With the Sarawak election coming up again, will all of you be swayed by BN “development”, which always includes goodies, of course, and vote for the BN again?

Last but not least, be aware that it is not enough for you and your fellow plaintiffs in the cases, simply not to vote for the BN. You must ensure that each of you gets at least 10 other voters to vote for the credible alternative.

With 16,000 voters directly affected by the BN’s land grabs, this can translate to 160,000 voters, and contribute to the much needed change of government in Sarawak.

Latest gimmick – don’t sign away your rights

If you landowners might be taken in by PM Najib’s recent promise of RM20 million to survey NCR lands, and with the Sarawak Land and Survey Department’s selective starting of survey work, think again!

Ask yourselves one crucial question and then observe the actual survey work – does the survey include your communal forests/areas?
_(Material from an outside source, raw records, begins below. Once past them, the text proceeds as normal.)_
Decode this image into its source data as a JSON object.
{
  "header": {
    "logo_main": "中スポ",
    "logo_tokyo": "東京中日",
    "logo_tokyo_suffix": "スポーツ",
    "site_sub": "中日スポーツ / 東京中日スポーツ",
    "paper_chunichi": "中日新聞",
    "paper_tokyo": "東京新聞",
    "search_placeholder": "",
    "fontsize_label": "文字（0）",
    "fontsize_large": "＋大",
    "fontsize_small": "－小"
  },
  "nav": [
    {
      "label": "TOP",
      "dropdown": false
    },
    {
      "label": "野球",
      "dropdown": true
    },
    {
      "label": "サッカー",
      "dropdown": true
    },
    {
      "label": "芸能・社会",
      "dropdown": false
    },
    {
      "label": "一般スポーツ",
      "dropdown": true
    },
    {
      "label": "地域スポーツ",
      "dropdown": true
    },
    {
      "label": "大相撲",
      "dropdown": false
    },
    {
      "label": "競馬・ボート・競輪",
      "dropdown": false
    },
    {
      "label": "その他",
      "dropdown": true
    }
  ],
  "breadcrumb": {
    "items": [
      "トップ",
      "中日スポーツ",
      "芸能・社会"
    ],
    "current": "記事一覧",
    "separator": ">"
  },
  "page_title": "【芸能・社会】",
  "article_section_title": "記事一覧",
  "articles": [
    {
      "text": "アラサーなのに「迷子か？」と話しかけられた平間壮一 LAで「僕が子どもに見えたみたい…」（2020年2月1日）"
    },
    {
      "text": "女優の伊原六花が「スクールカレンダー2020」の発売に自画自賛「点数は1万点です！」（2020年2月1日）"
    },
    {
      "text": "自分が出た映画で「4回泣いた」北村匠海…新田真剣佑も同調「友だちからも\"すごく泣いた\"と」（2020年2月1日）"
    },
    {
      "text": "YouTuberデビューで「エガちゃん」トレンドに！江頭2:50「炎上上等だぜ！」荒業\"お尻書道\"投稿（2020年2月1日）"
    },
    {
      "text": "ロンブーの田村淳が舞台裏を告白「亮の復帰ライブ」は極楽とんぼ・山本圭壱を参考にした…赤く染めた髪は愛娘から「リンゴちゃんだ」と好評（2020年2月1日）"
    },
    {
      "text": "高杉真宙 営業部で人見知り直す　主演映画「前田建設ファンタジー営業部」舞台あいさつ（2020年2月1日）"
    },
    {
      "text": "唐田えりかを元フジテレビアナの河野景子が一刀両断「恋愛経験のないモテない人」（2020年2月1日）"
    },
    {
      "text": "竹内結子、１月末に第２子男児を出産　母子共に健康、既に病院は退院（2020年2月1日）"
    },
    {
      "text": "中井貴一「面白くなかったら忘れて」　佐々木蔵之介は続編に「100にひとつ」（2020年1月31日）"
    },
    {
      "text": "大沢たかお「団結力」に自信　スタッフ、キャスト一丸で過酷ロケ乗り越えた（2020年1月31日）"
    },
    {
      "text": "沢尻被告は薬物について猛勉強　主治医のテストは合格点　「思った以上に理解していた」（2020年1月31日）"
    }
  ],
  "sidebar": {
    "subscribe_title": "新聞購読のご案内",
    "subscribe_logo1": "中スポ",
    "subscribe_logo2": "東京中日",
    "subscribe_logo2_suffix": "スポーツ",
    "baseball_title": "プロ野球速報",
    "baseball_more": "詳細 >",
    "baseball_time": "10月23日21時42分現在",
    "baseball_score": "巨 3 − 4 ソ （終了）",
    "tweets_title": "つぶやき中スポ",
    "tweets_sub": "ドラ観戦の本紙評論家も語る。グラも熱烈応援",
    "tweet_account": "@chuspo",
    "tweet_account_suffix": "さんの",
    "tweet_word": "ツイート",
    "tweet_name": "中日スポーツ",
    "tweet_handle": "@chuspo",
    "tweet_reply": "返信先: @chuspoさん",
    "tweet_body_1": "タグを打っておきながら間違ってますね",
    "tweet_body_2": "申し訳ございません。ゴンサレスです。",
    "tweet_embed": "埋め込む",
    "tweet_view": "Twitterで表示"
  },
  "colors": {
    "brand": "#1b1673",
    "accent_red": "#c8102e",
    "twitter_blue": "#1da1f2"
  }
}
Don’t be cheated again if you are told you only have rights over your individual lands. The Federal Court has ruled that indigenous landowners have rights over communal areas, including those considered as hunting grounds, and not just their individual areas.

Know your rights, and when in doubt, consult the land rights lawyers, before you sign anything presented to you by the Lands and Survey Department. Don’t sign away your rights.

The BN government takes lands in different ways – from outright non-recognition of claims, to insisting that people do not have rights to communal forests, when the country’s highest court has already reaffirmed otherwise.